Fermín se sintió en la obligación de dar explicaciones. “Tu abuelo era un hombre bueno.” Etnor pensaba en sus hijos. Necesitaba un abrazo y un poco de agua. “Todo lo que hicimos fue cumpliendo un deseo de él.” Etnor no recordaba a su abuelo, a pesar de, de alguna manera, haber heredado su nombre. Sí a su padre, que de joven había quedado sordo, que todos los días evitaba dormir para pasar más tiempo con él, que siempre lo cuidó como una madre, mucho antes de que faltara ella.
Etnor necesitaba estar cerca de su familia. Necesitaba contarles que eran libres de irse a donde quisieran.
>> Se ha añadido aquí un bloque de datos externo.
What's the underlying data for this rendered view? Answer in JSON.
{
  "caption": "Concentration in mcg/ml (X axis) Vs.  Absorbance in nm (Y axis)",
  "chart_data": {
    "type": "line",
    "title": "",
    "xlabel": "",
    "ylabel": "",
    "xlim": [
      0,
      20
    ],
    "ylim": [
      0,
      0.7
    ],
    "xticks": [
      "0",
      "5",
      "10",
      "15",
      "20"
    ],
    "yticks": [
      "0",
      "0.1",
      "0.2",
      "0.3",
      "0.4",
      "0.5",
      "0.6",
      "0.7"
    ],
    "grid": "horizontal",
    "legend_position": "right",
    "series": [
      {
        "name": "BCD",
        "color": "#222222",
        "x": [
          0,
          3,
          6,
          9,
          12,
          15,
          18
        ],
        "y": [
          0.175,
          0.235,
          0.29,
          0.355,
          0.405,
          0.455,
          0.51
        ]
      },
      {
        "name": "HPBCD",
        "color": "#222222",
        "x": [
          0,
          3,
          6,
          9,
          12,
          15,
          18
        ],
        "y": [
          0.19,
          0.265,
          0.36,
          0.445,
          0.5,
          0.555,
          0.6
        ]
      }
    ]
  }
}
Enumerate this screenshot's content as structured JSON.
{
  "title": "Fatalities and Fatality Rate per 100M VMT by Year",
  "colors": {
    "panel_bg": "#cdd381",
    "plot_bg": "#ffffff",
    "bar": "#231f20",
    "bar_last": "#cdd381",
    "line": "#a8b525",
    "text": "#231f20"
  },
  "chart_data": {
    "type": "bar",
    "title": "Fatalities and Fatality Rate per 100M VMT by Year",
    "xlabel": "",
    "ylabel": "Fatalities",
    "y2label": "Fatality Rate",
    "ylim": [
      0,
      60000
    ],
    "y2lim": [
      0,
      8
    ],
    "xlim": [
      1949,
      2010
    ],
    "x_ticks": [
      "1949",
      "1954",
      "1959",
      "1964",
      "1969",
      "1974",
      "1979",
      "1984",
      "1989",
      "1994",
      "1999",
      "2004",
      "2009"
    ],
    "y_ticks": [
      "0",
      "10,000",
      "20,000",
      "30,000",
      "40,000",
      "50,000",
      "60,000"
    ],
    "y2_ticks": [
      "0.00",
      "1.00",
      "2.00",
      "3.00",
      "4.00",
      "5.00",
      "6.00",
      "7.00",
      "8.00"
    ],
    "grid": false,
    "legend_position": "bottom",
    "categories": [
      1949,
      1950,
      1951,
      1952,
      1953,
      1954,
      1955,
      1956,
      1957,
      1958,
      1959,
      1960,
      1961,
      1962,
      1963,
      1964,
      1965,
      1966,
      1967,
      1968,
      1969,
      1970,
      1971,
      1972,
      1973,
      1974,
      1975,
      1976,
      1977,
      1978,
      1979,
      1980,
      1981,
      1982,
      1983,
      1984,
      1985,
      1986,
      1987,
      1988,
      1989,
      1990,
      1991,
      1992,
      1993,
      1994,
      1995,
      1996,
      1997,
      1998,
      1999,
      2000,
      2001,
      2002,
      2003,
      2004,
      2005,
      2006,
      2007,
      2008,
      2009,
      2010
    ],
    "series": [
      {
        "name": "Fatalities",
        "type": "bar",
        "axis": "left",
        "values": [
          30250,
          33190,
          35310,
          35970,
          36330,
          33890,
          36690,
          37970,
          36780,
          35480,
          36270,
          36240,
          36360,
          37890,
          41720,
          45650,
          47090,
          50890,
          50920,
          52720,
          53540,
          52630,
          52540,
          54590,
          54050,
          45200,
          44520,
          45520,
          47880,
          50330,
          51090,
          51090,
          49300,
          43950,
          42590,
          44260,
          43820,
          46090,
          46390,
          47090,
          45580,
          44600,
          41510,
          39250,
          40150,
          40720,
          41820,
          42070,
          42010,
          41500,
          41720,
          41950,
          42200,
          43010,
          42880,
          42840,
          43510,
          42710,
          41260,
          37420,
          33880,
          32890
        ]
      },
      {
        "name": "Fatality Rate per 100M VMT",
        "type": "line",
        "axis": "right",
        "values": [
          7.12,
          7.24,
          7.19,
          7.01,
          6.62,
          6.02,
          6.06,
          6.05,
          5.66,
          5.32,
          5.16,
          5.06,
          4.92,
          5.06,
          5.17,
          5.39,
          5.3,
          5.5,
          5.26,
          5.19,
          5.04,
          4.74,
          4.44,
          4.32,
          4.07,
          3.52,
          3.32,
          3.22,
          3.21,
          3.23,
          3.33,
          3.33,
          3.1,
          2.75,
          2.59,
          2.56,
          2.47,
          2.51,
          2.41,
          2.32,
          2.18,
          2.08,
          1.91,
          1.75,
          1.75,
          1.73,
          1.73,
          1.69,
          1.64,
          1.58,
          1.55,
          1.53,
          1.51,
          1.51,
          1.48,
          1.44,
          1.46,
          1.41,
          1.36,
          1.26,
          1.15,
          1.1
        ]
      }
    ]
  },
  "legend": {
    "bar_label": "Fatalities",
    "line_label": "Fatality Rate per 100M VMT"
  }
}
Que ya nada los unía a los Lourenco, más allá de una aberración del pasado. Pero no podía decirles la verdad. Era demasiado difícil de creer, no por fantasiosa, sino por dolorosa.

Esa noche los Lourenco comían en un silencio tan tajante que podía escucharse el sonido de la sal, deslizándose fuera del salero sobre la comida. Fermín fue el primero en decir algo. “¿Alguien sabía que existía este papel?” Los demás comensales bajaron la vista, como si pudieran ver el suelo más allá de la mesa y de la comida recalentada.

Ochenta y dos años habían pasado desde que Héctor Líberman, casado con Elsa Lourenco, había dado inicio al experimento con el que pretendía demostrar que la habilidad del baile de las personas de raza negra respondía a la presencia de un elemento químico en su organismo, echando por tierra aquella leyenda de la relación de este don y un pasado de esclavitud. Según decía el mismo Líberman, había conseguido aislar este elemento, y para demostrar su teoría estaba dispuesto a cualquier cosa, incluso sacrificar la salud física y libertad de su descendencia. Desde ese día, los Líberman se convirtieron en esclavos de la familia Lourenco, encargados éstos de guardar el secreto por cien años, ocupándose también de administrar una dosis diaria del elemento aislado a la mitad exacta de la muestra, elegida al azar.

Etnor pidió ayuda a su hijo mayor para acercarse al borde del mirador. Nunca había visto el mar fuera de las películas o postales. Le parecía increíble que no llegara a verse la tierra del otro lado. No podía entender tanta cantidad de agua junta, ni que existieran seres vivos debajo de esa capa oscura. Cerró los ojos para dejar entrar libertad. El sonido regular de las olas lo hacía olvidarse de su cuerpo por unos segundos. Pensó en su padre, se preguntaba si había conocido el mar, y si lo había hecho a tiempo, como para apropiarse del recuerdo de ese sonido infinito, como él hacía en este momento.
Abrió los ojos y se encontró con la imagen de su hijo Ulises. Nunca lo había visto tan feliz. Ya rosado por el sol, Ulises se reía compulsivamente, de tanta alegría que no entraba en su cuerpo de ocho años. Se movía, estaba bailando con una naturalidad indescriptible, como Etnor nunca antes había visto bailar a nadie, con movimientos contagiosos hasta para él, que lo miraba desde su silla, preguntándose si su pobre hijo estaría recordando alguna música de la casa de los Laurenco, posiblemente algo de lo que tocaba Anita durante sus clases de piano. Pero en ese momento Ulises ni siquiera recordaba a Ana, ni el lugar en el que nació y pasó casi toda su vida. Todo el cuerpo de Ulises estaba inundado por la música de las olas.